Quand la Chine redépensera

Les Chinois firent une entrée fracassante en 2014 sur les comptes du luxe au Japon. Leur retrait en 2016 n’en fut que plus brutal

Souffle ou soufflé

Nouveau souffle ou soufflé ? En 2014 et 2015, les touristes chinois devinrent l’avenir de l’industrie japonaise du luxe. Tandis que, "en haut", les gouvernements chinois et japonais s’observaient à couteaux tirés, englués dans des querelles historiques et géopolitiques, la classe moyenne chinoise votait pour le Japon avec ses pieds, remplissant les hôtels et les restaurants, vidant les boutiques de l’Archipel. "On se croyait dans un convenience store !" se rappelle le représentant au Japon d’une grande marque d’horlogerie aux prix stratosphériques.
Ces nouveaux clients avaient, certes, leurs défauts. Pris par le temps, trimbalant à un rythme d’enfer leurs autres emplettes (couches-culottes, autocuiseurs de riz...) dans les boutiques de luxe, ils clashaient avec la fidèle clientèle locale, qui les observait d’un œil circonspect. "Le luxe, c’est gérer des foules issues de cultures différentes. Nous faisons cela tout le temps à Paris. Ici, on ne pouvait évidemment pas les filtrer à l’entrée.

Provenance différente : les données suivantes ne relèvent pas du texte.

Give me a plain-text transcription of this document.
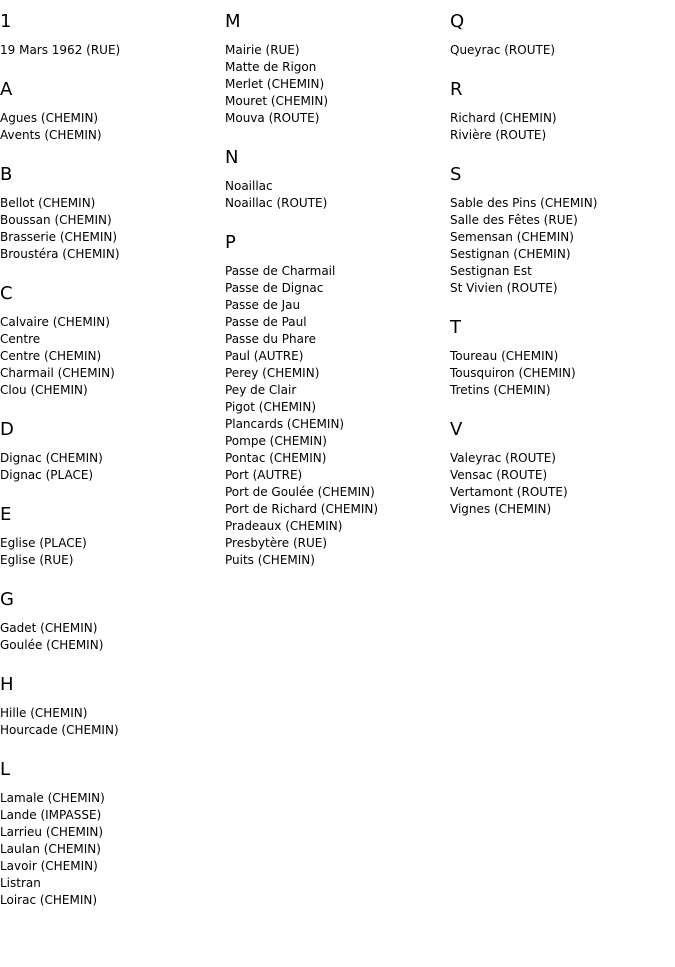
1
19 Mars 1962 (RUE)
A
Agues (CHEMIN)
Avents (CHEMIN)
B
Bellot (CHEMIN)
Boussan (CHEMIN)
Brasserie (CHEMIN)
Broustéra (CHEMIN)
C
Calvaire (CHEMIN)
Centre
Centre (CHEMIN)
Charmail (CHEMIN)
Clou (CHEMIN)
D
Dignac (CHEMIN)
Dignac (PLACE)
E
Eglise (PLACE)
Eglise (RUE)
G
Gadet (CHEMIN)
Goulée (CHEMIN)
H
Hille (CHEMIN)
Hourcade (CHEMIN)
L
Lamale (CHEMIN)
Lande (IMPASSE)
Larrieu (CHEMIN)
Laulan (CHEMIN)
Lavoir (CHEMIN)
Listran
Loirac (CHEMIN)
M
Mairie (RUE)
Matte de Rigon
Merlet (CHEMIN)
Mouret (CHEMIN)
Mouva (ROUTE)
N
Noaillac
Noaillac (ROUTE)
P
Passe de Charmail
Passe de Dignac
Passe de Jau
Passe de Paul
Passe du Phare
Paul (AUTRE)
Perey (CHEMIN)
Pey de Clair
Pigot (CHEMIN)
Plancards (CHEMIN)
Pompe (CHEMIN)
Pontac (CHEMIN)
Port (AUTRE)
Port de Goulée (CHEMIN)
Port de Richard (CHEMIN)
Pradeaux (CHEMIN)
Presbytère (RUE)
Puits (CHEMIN)
Q
Queyrac (ROUTE)
R
Richard (CHEMIN)
Rivière (ROUTE)
S
Sable des Pins (CHEMIN)
Salle des Fêtes (RUE)
Semensan (CHEMIN)
Sestignan (CHEMIN)
Sestignan Est
St Vivien (ROUTE)
T
Toureau (CHEMIN)
Tousquiron (CHEMIN)
Tretins (CHEMIN)
V
Valeyrac (ROUTE)
Vensac (ROUTE)
Vertamont (ROUTE)
Vignes (CHEMIN)
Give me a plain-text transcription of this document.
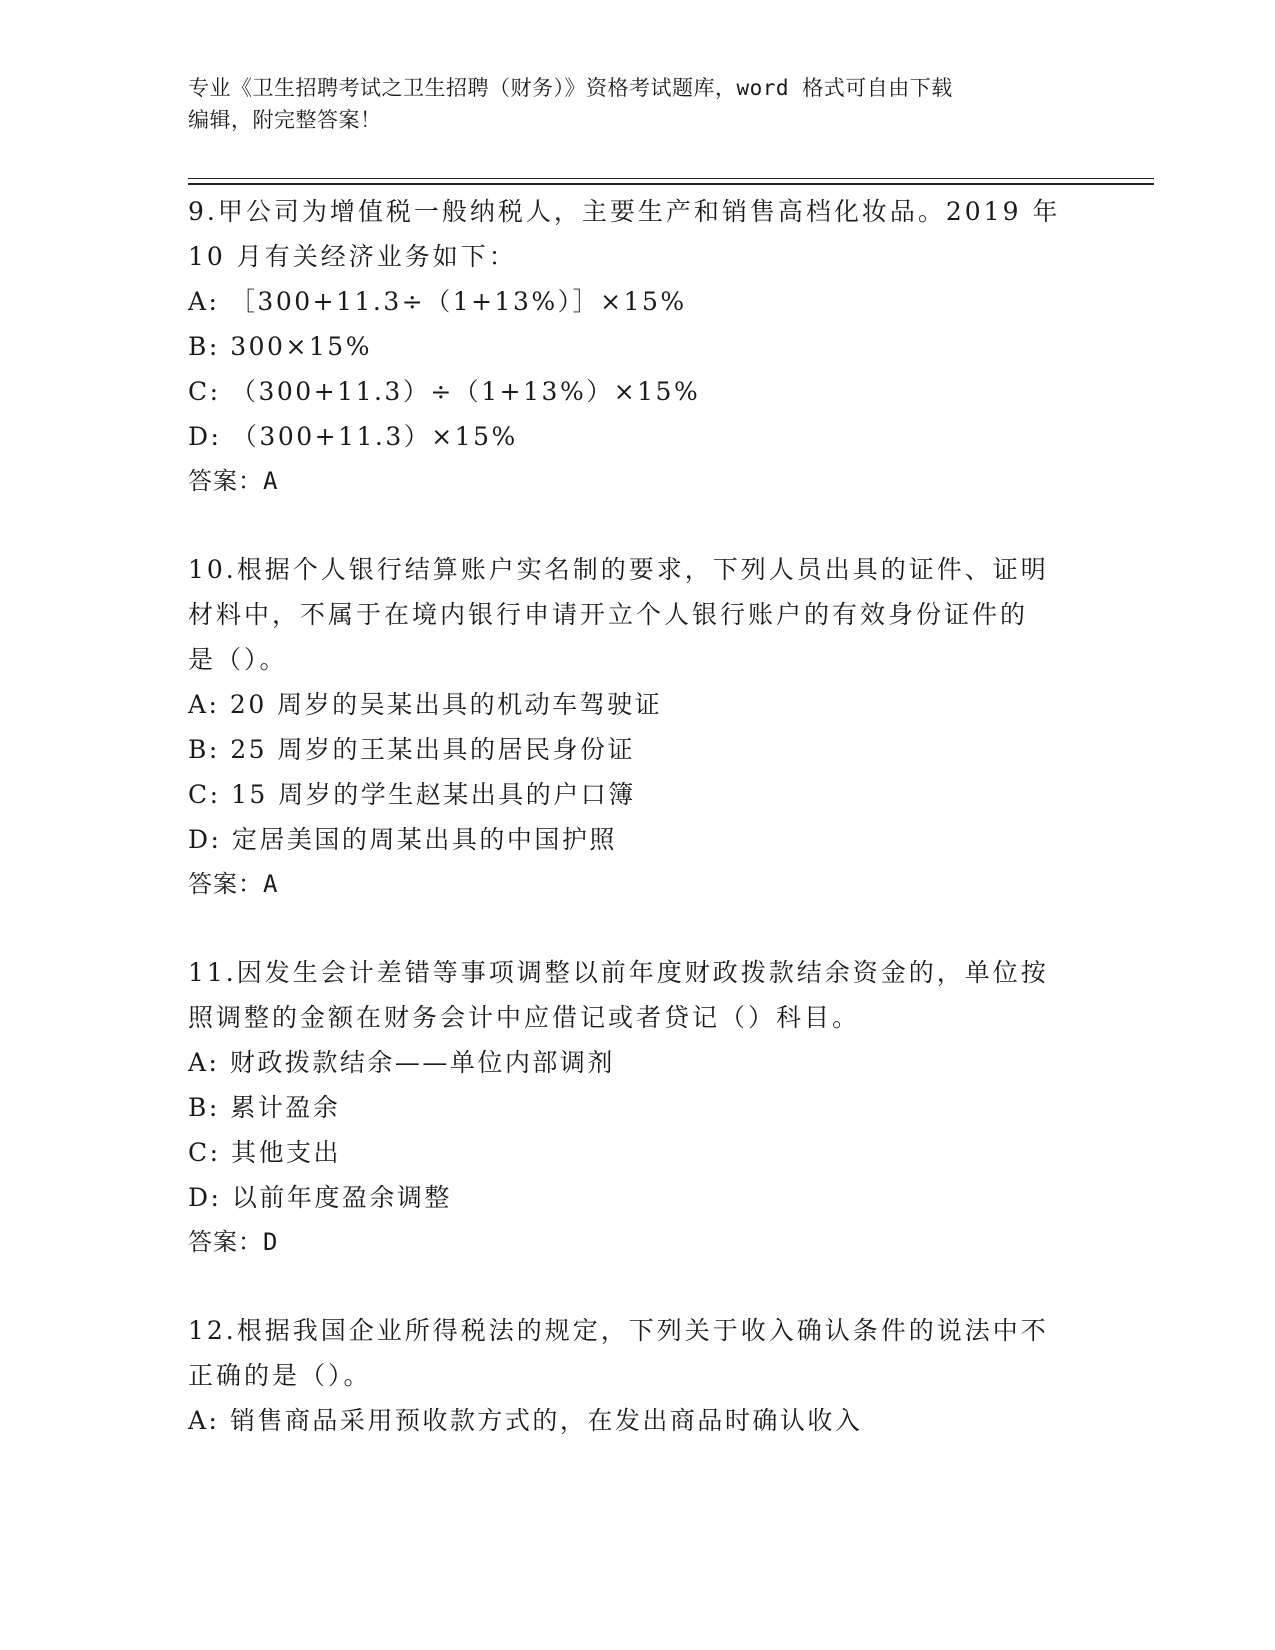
专业《卫生招聘考试之卫生招聘（财务）》资格考试题库，word 格式可自由下载
编辑，附完整答案！

9.甲公司为增值税一般纳税人，主要生产和销售高档化妆品。2019 年

10 月有关经济业务如下：

A: ［300+11.3÷（1+13%）］×15%

B: 300×15%

C: （300+11.3）÷（1+13%）×15%

D: （300+11.3）×15%

答案：A

10.根据个人银行结算账户实名制的要求，下列人员出具的证件、证明

材料中，不属于在境内银行申请开立个人银行账户的有效身份证件的

是（）。

A: 20 周岁的吴某出具的机动车驾驶证

B: 25 周岁的王某出具的居民身份证

C: 15 周岁的学生赵某出具的户口簿

D: 定居美国的周某出具的中国护照

答案：A

11.因发生会计差错等事项调整以前年度财政拨款结余资金的，单位按

照调整的金额在财务会计中应借记或者贷记（）科目。

A: 财政拨款结余——单位内部调剂

B: 累计盈余

C: 其他支出

D: 以前年度盈余调整

答案：D

12.根据我国企业所得税法的规定，下列关于收入确认条件的说法中不

正确的是（）。

A: 销售商品采用预收款方式的，在发出商品时确认收入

Alors nous avons mis en place des comptoirs duty free à l’écart où les touristes chinois pouvaient terminer leur détaxe", raconte le patron d’une marque.
La presse japonaise, friande de néologismes, en avait trouvé un pour décrire ces masses d’acheteurs tapageurs et bruyants, qui déferlaient dans Ginza en quelques minutes pour faire une razzia sur des articles de luxe : bakugai, l’"explosion de dépenses!" Les raisons de ce phénomène étaient simples : la conjonction de l’assouplissement des visas de touristes chinois, de l’affaiblissement du yen et d’une amélioration des infrastructures de transport aérien it converger ces néo-shoppers, enthousiastes à l’idée de rejoindre la classe affluente, vers l’Archipel.  Même les microbes furent de la conspiration : le Japon bénéficia d’une épidémie de MERS-coronavirus qui toucha la Corée du Sud en 2015 !

Pékin met le holà

Mais c’était compter sans le pouvoir central chinois. En avril 2016, Pékin siffle la Fin de la récréation. Il ne sup- porte plus que les Chinois dépensent leurs économies à l’étranger plutôt qu’à domicile, où la consommation demeure l’absente du "grand bond" en cours depuis trente ans. Xi Jinping poursuit par ailleurs sa grande campagne de lutte contre la corruption, frappant au cœur l’industrie du gift-giving (montres...) où un bel objet remplace une enveloppe de cash. Les douaniers chinois deviennent intraitables avec ces touristes aux valises remplies d’articles de luxe : amendes, taxes... Et ils mettent même en prison des VIP de retour de voyage avec des articles prohibés ! Le tour de vis concerne le monde entier ; juste derrière Hong Kong, sinistrée, le Japon se retrouve en première ligne. Dans le même temps le yen entame sa remontée face au yuan, faisant fondre l’avantage comparatif d’achats au Japon par rapport à la Chine.
La ruée fut tellement impressionnante qu’elle grisa les acteurs du secteur. Si les Européens comptent depuis belle lurette sur les touristes, les Japonais, eux, avaient toujours été leurs propres consommateurs de luxe. "Les grands magasins ont cru que l’engouement chinois durerait toujours et ont tiré des plans sur la comète", explique le représentant d’un grand nom français. Ils ont développé une offre duty free taillée sur mesure pour les Chinois. "Takashimaya a placé son étage duty free en haut de l’immeuble. C’est tout bénéfice : les étages du haut sont de toute façon très difficiles à remplir. Mais ils n’en ont pas tiré la manne escomptée", observe le représentant d’une marque française.